こうしてネモフィラは、ローブの人物に心臓を対価として与え、本人は“永遠の死に戻り”を得た。
死と生の狭間では、毎回武政に出会うことができた。
その度に涙を流し、喜び、肌を合わせ、唇を重ね、体液を交えて、お互いの愛と存在を確かめ合った。

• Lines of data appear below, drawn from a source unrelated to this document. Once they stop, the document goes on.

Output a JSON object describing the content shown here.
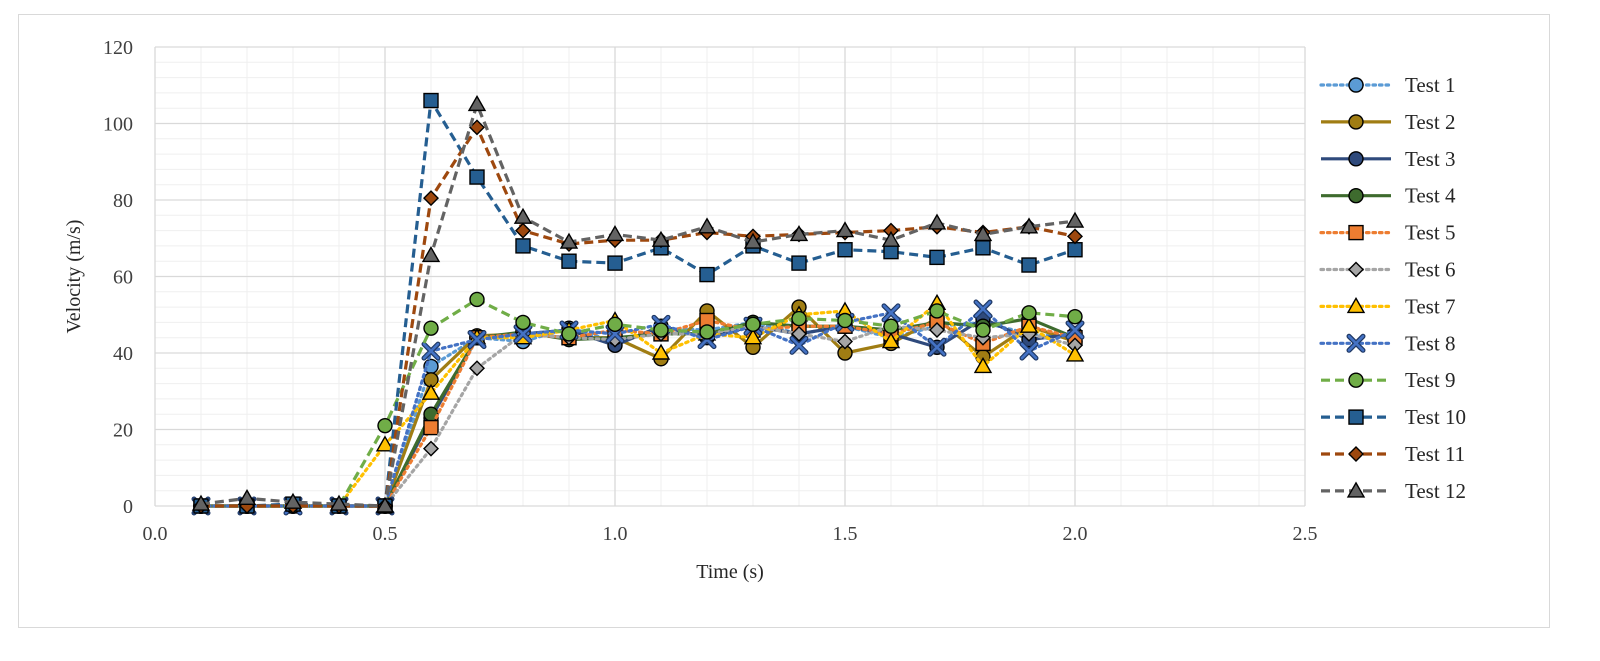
{
  "chart_data": {
    "type": "line",
    "title": "",
    "xlabel": "Time (s)",
    "ylabel": "Velocity (m/s)",
    "xlim": [
      0.0,
      2.5
    ],
    "ylim": [
      0,
      120
    ],
    "x_ticks": [
      "0.0",
      "0.5",
      "1.0",
      "1.5",
      "2.0",
      "2.5"
    ],
    "y_ticks": [
      "0",
      "20",
      "40",
      "60",
      "80",
      "100",
      "120"
    ],
    "grid": true,
    "legend_position": "right",
    "x": [
      0.1,
      0.2,
      0.3,
      0.4,
      0.5,
      0.6,
      0.7,
      0.8,
      0.9,
      1.0,
      1.1,
      1.2,
      1.3,
      1.4,
      1.5,
      1.6,
      1.7,
      1.8,
      1.9,
      2.0
    ],
    "series": [
      {
        "name": "Test 1",
        "color": "#5b9bd5",
        "dash": "dot",
        "marker": "circle",
        "values": [
          0,
          0,
          0,
          0,
          0,
          36.5,
          44,
          43,
          46.5,
          43,
          46.5,
          46,
          48,
          45,
          47,
          44,
          47,
          48,
          45,
          44
        ]
      },
      {
        "name": "Test 2",
        "color": "#a07d13",
        "dash": "solid",
        "marker": "circle",
        "values": [
          0,
          0,
          0,
          0,
          0,
          33,
          44.5,
          45,
          44,
          44,
          38.5,
          51,
          41.5,
          52,
          40,
          42.5,
          49,
          39,
          47,
          43
        ]
      },
      {
        "name": "Test 3",
        "color": "#2f4a7c",
        "dash": "solid",
        "marker": "circle",
        "values": [
          0,
          0,
          0,
          0,
          0,
          23,
          44,
          45,
          46,
          42,
          47,
          44,
          47,
          45,
          47,
          45,
          41.5,
          49,
          43.5,
          45
        ]
      },
      {
        "name": "Test 4",
        "color": "#3e6b2e",
        "dash": "solid",
        "marker": "circle",
        "values": [
          0,
          0,
          0,
          0,
          0,
          24,
          44,
          45.5,
          43.5,
          44,
          45,
          45,
          48,
          47,
          47,
          46,
          48,
          47,
          49,
          44
        ]
      },
      {
        "name": "Test 5",
        "color": "#ed7d31",
        "dash": "dot",
        "marker": "square",
        "values": [
          0,
          0,
          0,
          0,
          0,
          20.5,
          44,
          45,
          44,
          46,
          45,
          48.5,
          46,
          47,
          47,
          45,
          48,
          42.5,
          47,
          44
        ]
      },
      {
        "name": "Test 6",
        "color": "#a5a5a5",
        "dash": "dot",
        "marker": "diamond",
        "values": [
          0,
          0,
          0,
          0,
          0,
          15,
          36,
          45,
          44,
          43.5,
          45,
          45,
          47,
          45,
          43,
          47,
          46,
          44,
          45,
          42
        ]
      },
      {
        "name": "Test 7",
        "color": "#ffc000",
        "dash": "dot",
        "marker": "triangle",
        "values": [
          0,
          0,
          0,
          0,
          16,
          29.5,
          44,
          44,
          46,
          48.5,
          40,
          45,
          44,
          50,
          51,
          43,
          53,
          36.5,
          47,
          39.5
        ]
      },
      {
        "name": "Test 8",
        "color": "#4472c4",
        "dash": "dot",
        "marker": "x",
        "values": [
          0,
          0,
          0,
          0,
          0,
          40.5,
          43.5,
          45,
          46,
          45,
          47.5,
          43.5,
          47,
          42,
          48,
          50.5,
          41.5,
          51.5,
          40.5,
          46
        ]
      },
      {
        "name": "Test 9",
        "color": "#70ad47",
        "dash": "dash",
        "marker": "circle",
        "values": [
          0,
          0,
          0,
          0,
          21,
          46.5,
          54,
          48,
          45,
          47.5,
          46,
          45.5,
          47.5,
          49,
          48.5,
          47,
          51,
          46,
          50.5,
          49.5
        ]
      },
      {
        "name": "Test 10",
        "color": "#255e91",
        "dash": "dash",
        "marker": "square",
        "values": [
          0,
          0,
          0.5,
          0,
          0,
          106,
          86,
          68,
          64,
          63.5,
          67.5,
          60.5,
          68,
          63.5,
          67,
          66.5,
          65,
          67.5,
          63,
          67
        ]
      },
      {
        "name": "Test 11",
        "color": "#9e480e",
        "dash": "dash",
        "marker": "diamond",
        "values": [
          0,
          0,
          0,
          0,
          0,
          80.5,
          99,
          72,
          68.5,
          69.5,
          69.5,
          71.5,
          70.5,
          71,
          71.5,
          72,
          73,
          71.5,
          73,
          70.5
        ]
      },
      {
        "name": "Test 12",
        "color": "#636363",
        "dash": "dash",
        "marker": "triangle",
        "values": [
          0.5,
          2,
          1,
          0.5,
          0,
          65.5,
          105,
          75.5,
          69,
          71,
          69.5,
          73,
          69,
          71,
          72,
          69.5,
          74,
          71,
          73,
          74.5
        ]
      }
    ]
  }
}
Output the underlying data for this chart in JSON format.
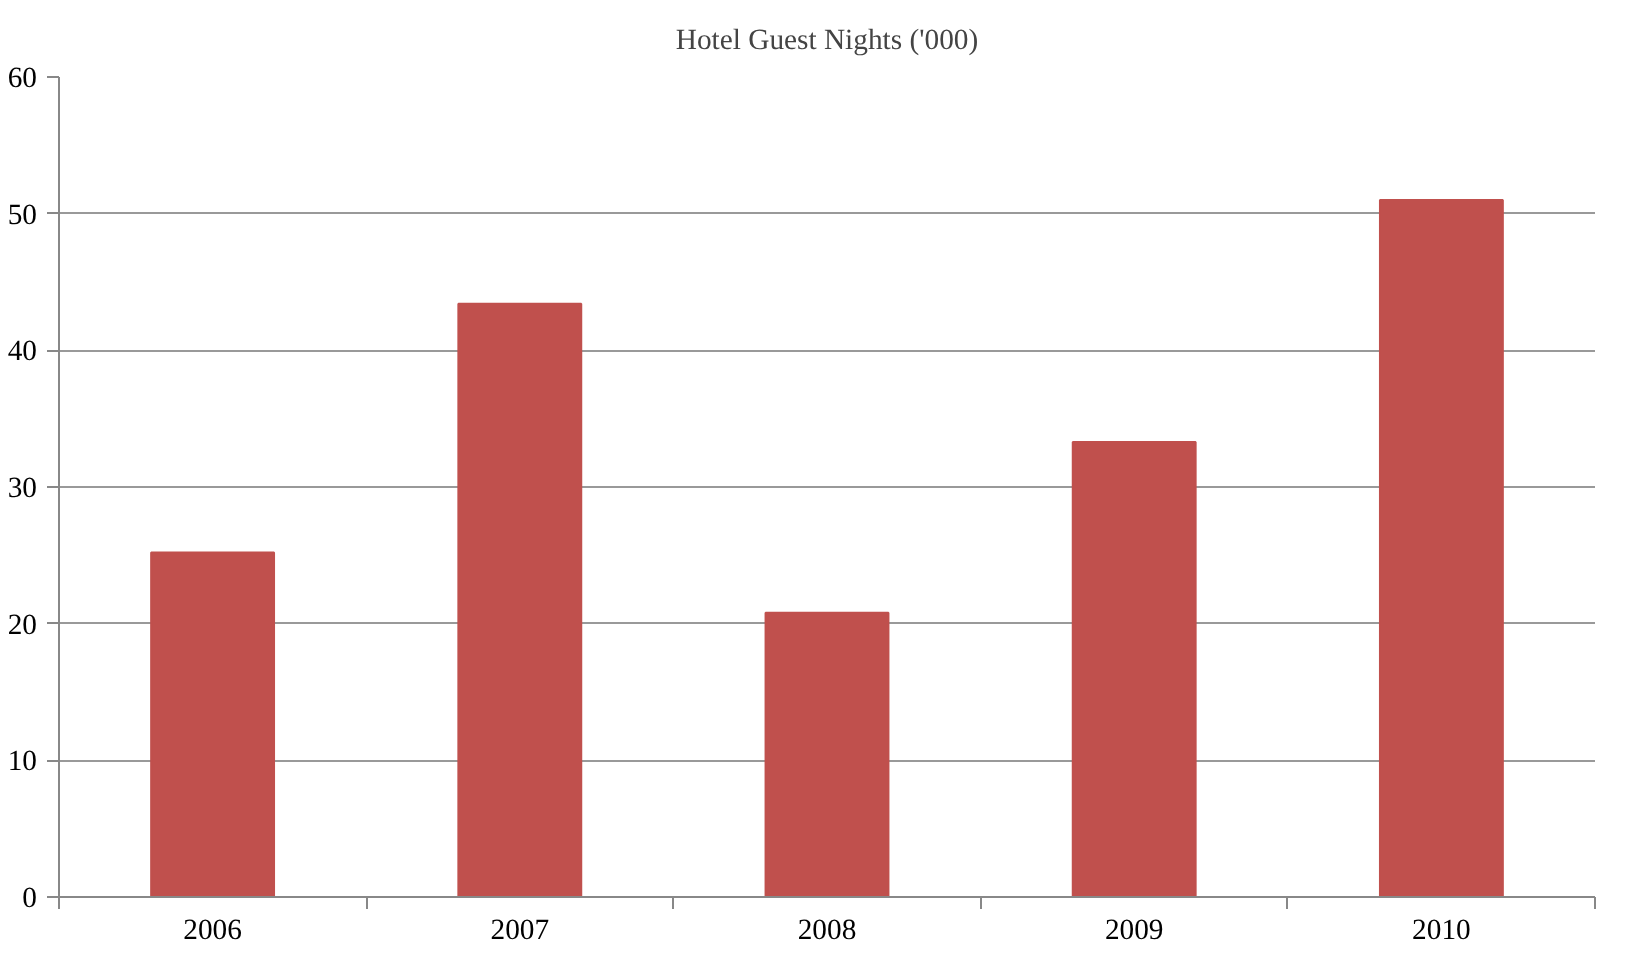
{
  "chart_data": {
    "type": "bar",
    "title": "Hotel Guest Nights ('000)",
    "categories": [
      "2006",
      "2007",
      "2008",
      "2009",
      "2010"
    ],
    "values": [
      25.2,
      43.4,
      20.8,
      33.3,
      51.0
    ],
    "color": "#c0504d",
    "ylim": [
      0,
      60
    ],
    "yticks": [
      0,
      10,
      20,
      30,
      40,
      50,
      60
    ],
    "grid": "y"
  }
}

しかし、神はやはりネモフィラが犯した罪を許してはくれなかった。
何度目かの転生をした後から、体のだるさや頭痛、腹痛、腰痛、関節痛の不調に始まり、嘔吐や下痢、全身の痺れや目眩など回を重ねるごとに体調の悪化を覚えた。
その後、そうした不調と共に体事態が変化してきた。
初めは右手。
体毛が濃くなったかと思いきや、次の一時間後には完全に鳥の翼になった。
そして、次は左手。
飛ぶことができない、ただ空を切るだけの真っ白な翼に手が変化した。
そのあとは、蛇のような尻尾がお尻から生えた。
そして、耳は肩幅よりも大きく髪の毛と同じ水色の毛で覆われた柔らかなものに生まれ変わった。
これが、ローブの人物が言う“副反応”だったのだ。
ネモフィラは、覚悟した。
「私は、“器”ではなかったのだ」と。
絶望が迫っていた。
武政に二度と会えなくなる終わりが見えていた。
焦りと葛藤。
ネモフィラには、新しい心臓が必要になった。
自分と同じ“時空を越えて来た者”の新鮮で丈夫な心臓が。
そのとき、タチバナイズミと名乗る者が現れた。
ネモフィラは、“これだ”と感じた。
しかし、タチバナイズミは、“運命の力”を持つ同志であり、“過ぎ来し方の鏡”という重要な役割を持つ者だと分かり、自ら身を引いた。
タチバナイズミが、運命に微笑むと確信したのだ。
これが、卑弥呼から始まり、八枝子を通じて、ネモフィラとして生きた一人の女の物語である。